Aditya Chattopadhyay, Stewart Slocum, Benjamin Haeffele, Rene Vidal, and Donald Geman
There is broad consensus on the fact that current interpretability tools are hard to draw accurate conclusions from.
There are countless new papers in the area but most have little value, in large part because there isn't a clear objective defining what the field should aim for.
This precludes building evaluation criteria like benchmarks, which have been key to progress in the field of ML.
We put forward 4 objectives for interpretability tools
The most popular interpretability methods, which are based on local measures of feature importance (e.g. the gradient for saliency maps) are notoriously misleading.
We propose a definition of trustworthiness in terms of approximate statistical sufficiency.
If a method satisfies this criteria, it then generates causal explanations of model predictions.
Interpretability tools should also generate explanations that are understandable by human user.
It is not clear that pixel and feature attribution maps are the most interpretable. Rather, we prefer to think of explanations in terms of high-level concepts.
We designed our explanations to be sets of queries about the input.
Short explanations are much easier to understand than long, complicated ones.

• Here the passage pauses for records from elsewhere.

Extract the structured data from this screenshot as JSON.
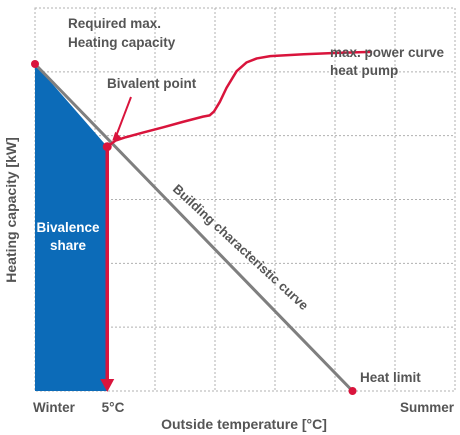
{
  "chart_data": {
    "type": "line",
    "title": "",
    "xlabel": "Outside temperature [°C]",
    "ylabel": "Heating capacity [kW]",
    "x_tick_labels": {
      "left": "Winter",
      "mid": "5°C",
      "right": "Summer"
    },
    "grid": true,
    "annotations": {
      "required_max": [
        "Required max.",
        "Heating capacity"
      ],
      "bivalent_point": "Bivalent point",
      "max_power_curve": [
        "max. power curve",
        "heat pump"
      ],
      "building_curve": "Building characteristic curve",
      "heat_limit": "Heat limit",
      "bivalence_share": [
        "Bivalence",
        "share"
      ]
    },
    "colors": {
      "heat_pump": "#d9143c",
      "building": "#7f7f7f",
      "bivalence_fill": "#0c6bb8",
      "grid": "#b0b0b0",
      "text": "#555555"
    },
    "series": [
      {
        "key": "building",
        "points": [
          [
            0,
            100
          ],
          [
            94.5,
            0
          ]
        ]
      },
      {
        "key": "heat_pump",
        "points": [
          [
            21.5,
            74.7
          ],
          [
            24,
            76.6
          ],
          [
            27,
            77.6
          ],
          [
            32,
            79.0
          ],
          [
            38,
            80.6
          ],
          [
            44,
            82.3
          ],
          [
            50,
            83.9
          ],
          [
            52,
            84.3
          ],
          [
            53.3,
            85.5
          ],
          [
            55,
            88.4
          ],
          [
            57,
            92.7
          ],
          [
            60,
            97.8
          ],
          [
            63,
            100.5
          ],
          [
            66,
            101.7
          ],
          [
            70,
            102.4
          ],
          [
            80,
            103.0
          ],
          [
            90,
            103.4
          ],
          [
            100,
            103.7
          ]
        ]
      }
    ],
    "bivalent_point": [
      21.5,
      74.7
    ],
    "bivalence_region": [
      [
        0,
        100
      ],
      [
        21.5,
        74.7
      ],
      [
        21.5,
        0
      ],
      [
        0,
        0
      ]
    ]
  }
}
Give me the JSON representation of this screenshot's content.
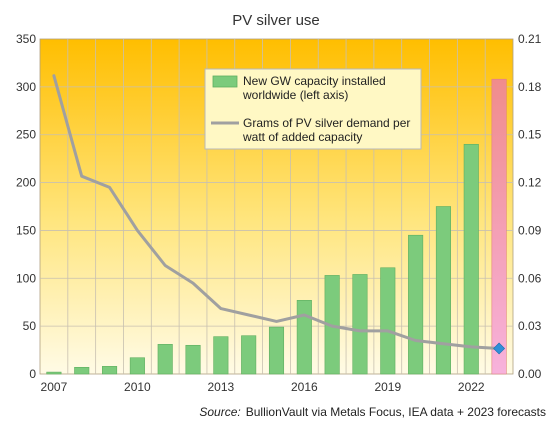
{
  "chart_data": {
    "type": "bar",
    "title": "PV silver use",
    "categories": [
      "2007",
      "2008",
      "2009",
      "2010",
      "2011",
      "2012",
      "2013",
      "2014",
      "2015",
      "2016",
      "2017",
      "2018",
      "2019",
      "2020",
      "2021",
      "2022",
      "2023"
    ],
    "x_tick_labels": [
      "2007",
      "2010",
      "2013",
      "2016",
      "2019",
      "2022"
    ],
    "left_axis": {
      "ylim": [
        0,
        350
      ],
      "ticks": [
        "0",
        "50",
        "100",
        "150",
        "200",
        "250",
        "300",
        "350"
      ]
    },
    "right_axis": {
      "ylim": [
        0,
        0.21
      ],
      "ticks": [
        "0.00",
        "0.03",
        "0.06",
        "0.09",
        "0.12",
        "0.15",
        "0.18",
        "0.21"
      ]
    },
    "grid": true,
    "legend_position": "top-center",
    "series": [
      {
        "name": "New GW capacity installed worldwide (left axis)",
        "kind": "bar",
        "axis": "left",
        "values": [
          2,
          7,
          8,
          17,
          31,
          30,
          39,
          40,
          49,
          77,
          103,
          104,
          111,
          145,
          175,
          240,
          308
        ],
        "forecast_last": true
      },
      {
        "name": "Grams of PV silver demand per watt of added capacity",
        "kind": "line",
        "axis": "right",
        "values": [
          0.187,
          0.124,
          0.117,
          0.09,
          0.068,
          0.057,
          0.041,
          0.037,
          0.033,
          0.037,
          0.03,
          0.027,
          0.027,
          0.021,
          0.019,
          0.017,
          0.016
        ],
        "forecast_last": true
      }
    ],
    "legend": {
      "bar_label_lines": [
        "New GW capacity installed",
        "worldwide (left axis)"
      ],
      "line_label_lines": [
        "Grams of PV silver demand per",
        "watt of added capacity"
      ]
    },
    "source_prefix": "Source:",
    "source_text": "BullionVault via Metals Focus, IEA data + 2023 forecasts",
    "colors": {
      "bar": "#7ccb7c",
      "bar_stroke": "#5fae5f",
      "forecast_bar_top": "#f08c8c",
      "forecast_bar_bottom": "#f7b2dc",
      "line": "#a0a0a0",
      "forecast_marker": "#2f8fd8",
      "bg_top": "#ffbe00",
      "bg_bottom": "#fffbe6",
      "legend_bg": "#fff8c4"
    }
  }
}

Even classically interpretable models like linear models or decision trees become uninterpretable when they contain large numbers of coefficients or branches.
We formalize the first three objectives into a mathematical formulation described by approximate Semantic Entropy:
The Semantic Entropy of a dataset is the average length of the minimal sufficient explanation policy \(\pi\).
The resulting explanations resemble a game of 20 questions, where queries belong to \(Q\) and the goal is to reach a high-level of confidence in the correct answer \(y\).
Finding the minimal sufficient explanation for a point is an NP-hard problem.
We use an approximate greedy strategy called Information Pursuit.
This requires a mutual information calculation, which we implement with a VAE.